How to View Notifications You’ve Dismissed on Android


The notification system on Android is one of its strongest features, it is argued. However if you dismiss the notifications, it could really be a pain. Here’s how to view dismissed notifications.

How to Find Dismissed Applications on Jelly Bean and Above

There is no simple way to get to this setting directly in the menu, so to access it you have to add it as a shortcut to your home screen in order to use it (it can only be accessed through a widget.)

Note that this setting isn’t available on Samsung phones. If you’d like to access your notification history on a Galaxy device, we recommend the Notification Saver app.

  • First, long-press on your home screen, then choose “Widgets.”

This setting could be found elsewhere depending on which phone (or launcher) you’re using, but at this point it should be fairly ubiquitous.

  • Scroll down until you find the Settings option.
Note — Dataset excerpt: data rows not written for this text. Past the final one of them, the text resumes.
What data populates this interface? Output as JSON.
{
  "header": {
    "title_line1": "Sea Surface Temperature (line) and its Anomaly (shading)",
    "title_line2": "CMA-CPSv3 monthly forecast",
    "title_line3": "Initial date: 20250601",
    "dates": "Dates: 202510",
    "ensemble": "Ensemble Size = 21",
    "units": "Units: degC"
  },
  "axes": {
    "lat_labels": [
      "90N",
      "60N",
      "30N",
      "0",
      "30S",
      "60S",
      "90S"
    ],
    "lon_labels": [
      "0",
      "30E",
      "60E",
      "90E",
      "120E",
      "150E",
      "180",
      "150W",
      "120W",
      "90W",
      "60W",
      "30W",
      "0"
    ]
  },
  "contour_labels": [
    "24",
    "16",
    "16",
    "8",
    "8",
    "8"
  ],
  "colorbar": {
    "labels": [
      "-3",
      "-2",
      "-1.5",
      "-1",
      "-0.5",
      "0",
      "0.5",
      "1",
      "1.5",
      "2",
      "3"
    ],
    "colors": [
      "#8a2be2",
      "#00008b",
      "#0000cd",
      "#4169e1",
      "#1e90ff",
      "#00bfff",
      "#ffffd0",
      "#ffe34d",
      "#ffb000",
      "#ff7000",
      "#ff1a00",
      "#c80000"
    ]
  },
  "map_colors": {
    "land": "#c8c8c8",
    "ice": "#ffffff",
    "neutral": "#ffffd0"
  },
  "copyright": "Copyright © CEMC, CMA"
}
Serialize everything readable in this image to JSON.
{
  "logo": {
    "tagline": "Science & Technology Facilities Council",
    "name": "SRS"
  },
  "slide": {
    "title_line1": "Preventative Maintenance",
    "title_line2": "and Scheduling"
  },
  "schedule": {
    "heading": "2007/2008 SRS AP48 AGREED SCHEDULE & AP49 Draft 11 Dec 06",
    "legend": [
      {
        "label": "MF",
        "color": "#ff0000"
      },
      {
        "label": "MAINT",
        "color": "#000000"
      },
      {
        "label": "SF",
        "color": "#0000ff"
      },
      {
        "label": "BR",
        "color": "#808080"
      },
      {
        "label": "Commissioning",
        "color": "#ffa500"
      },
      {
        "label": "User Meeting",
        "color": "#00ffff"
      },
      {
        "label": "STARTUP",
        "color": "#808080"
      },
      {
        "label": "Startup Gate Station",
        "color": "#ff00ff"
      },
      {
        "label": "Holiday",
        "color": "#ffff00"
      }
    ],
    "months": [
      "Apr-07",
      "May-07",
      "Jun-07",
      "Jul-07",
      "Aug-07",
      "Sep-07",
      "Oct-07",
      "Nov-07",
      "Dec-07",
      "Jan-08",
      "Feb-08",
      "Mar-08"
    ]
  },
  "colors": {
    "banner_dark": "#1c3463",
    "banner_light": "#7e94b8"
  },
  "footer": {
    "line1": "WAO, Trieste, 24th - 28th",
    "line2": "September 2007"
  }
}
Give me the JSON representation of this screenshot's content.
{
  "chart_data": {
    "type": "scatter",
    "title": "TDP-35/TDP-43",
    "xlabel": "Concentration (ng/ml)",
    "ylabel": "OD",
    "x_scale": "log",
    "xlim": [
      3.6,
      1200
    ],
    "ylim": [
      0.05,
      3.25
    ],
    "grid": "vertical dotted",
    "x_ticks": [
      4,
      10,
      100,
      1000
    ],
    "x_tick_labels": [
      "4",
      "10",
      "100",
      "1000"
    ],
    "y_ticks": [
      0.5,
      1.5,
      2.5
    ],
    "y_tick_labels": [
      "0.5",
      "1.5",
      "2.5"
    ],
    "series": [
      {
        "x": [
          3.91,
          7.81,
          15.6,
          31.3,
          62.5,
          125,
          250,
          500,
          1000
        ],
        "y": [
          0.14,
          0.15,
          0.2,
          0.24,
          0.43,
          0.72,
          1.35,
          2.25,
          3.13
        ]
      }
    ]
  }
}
Pull that out to the home screen.

A new menu immediately opens, with a slew of options for you to choose from—this is what the Settings widget links to.

  • Find the “Notification Log” option and tap it.

From this point forward, you only need to tap this little icon to jump straight into a list of all your notifications, both current and dismissed. Note still that this won’t actually take you to said notification when you tap it. Instead, it opens all the intricate details of the notification, mostly bug tracking stuff for developers.

Un-dismiss Notifications on Android 8.0 (Oreo) with Unnotification

If you’re using a device running Android 8.0 Oreo, you can use an app called Unnotification designed to un-dismiss notifications immediately if you dismiss them by accident.

Download it from the Play Store and install it.

Setting Up and Using Unnotification

  • The first time you fire up the app, you’ll need to grant it Notification Access, if it can’t see your notifications, it can’t bring them back from the dead. Tap the OK button, and then toggle “Unnotification” to the on position.

  • A warning will pop up. Tap “Allow” to turn the service on.

With that done, Unnotification is ready to do its thing. To give it a try, dismiss a notification. A new notification appears in its place, asking if you’d like to undo that dismissal (that’s what Unnotification does in a nutshell).

  • To bring your dismissed notification back, just tap this newly-generated notification.

If you choose not to bring back the notification, Unnotification will get rid of itself after five seconds.

There’s also an optional Quick Settings tile that allows you to bring back the last dismissed notification anytime you want even after that five second window has passed. You’ll need to add the tile to your Quick Settings panel.

Tweaking Unnotification

Unnotification’s options are very simple, offering just a few tweaks to how the app works as well as a way to blacklist apps that you don’t want Unnotification to work with.

  • To add a blacklisted app, click the + button and choose the app. From then on, Unnotification won’t offer to bring back a notification for any app on the black list.

  • In the Settings menu, press the cog icon in the upper right corner to get a handful of options. You can set the amount of time before Unnotification disappears, use the Quick Settings tile only, enable the undo action, and choose which actions show up on Unnotification notifications.

Here’s a breakdown:

Undo Notification Timeout: Set how long it takes for the Unnotification notification to disappear. The default is five seconds.

Use Quick Settings Tile Only: This will disable the undo notification and only use the Quick Settings tile to bring back dismissed notifications.

Enable Undo Notification Action: With this enabled, tapping the Unnotification notification will undo the last notification. Once it’s disabled, it will do nothing.

Choose Undo Notification Actions: By default, you can choose to Ignore an app (this adds it to be blacklist automatically but you can remove it in the app’s main interface) or view the Notification Log. There’s also an option to add an Undo button, or you can disable either of the two default actions.

One other thing worth noting here is that Unnotification doesn’t actually “bring back” the undismissed notification; it actually generates a new one. As such, any notification that you choose to bring back will say it was generated by Unnotification. But you can still tap on it to interact just like if it was generation by the original application.

It may not be perfect, but it does work pretty well.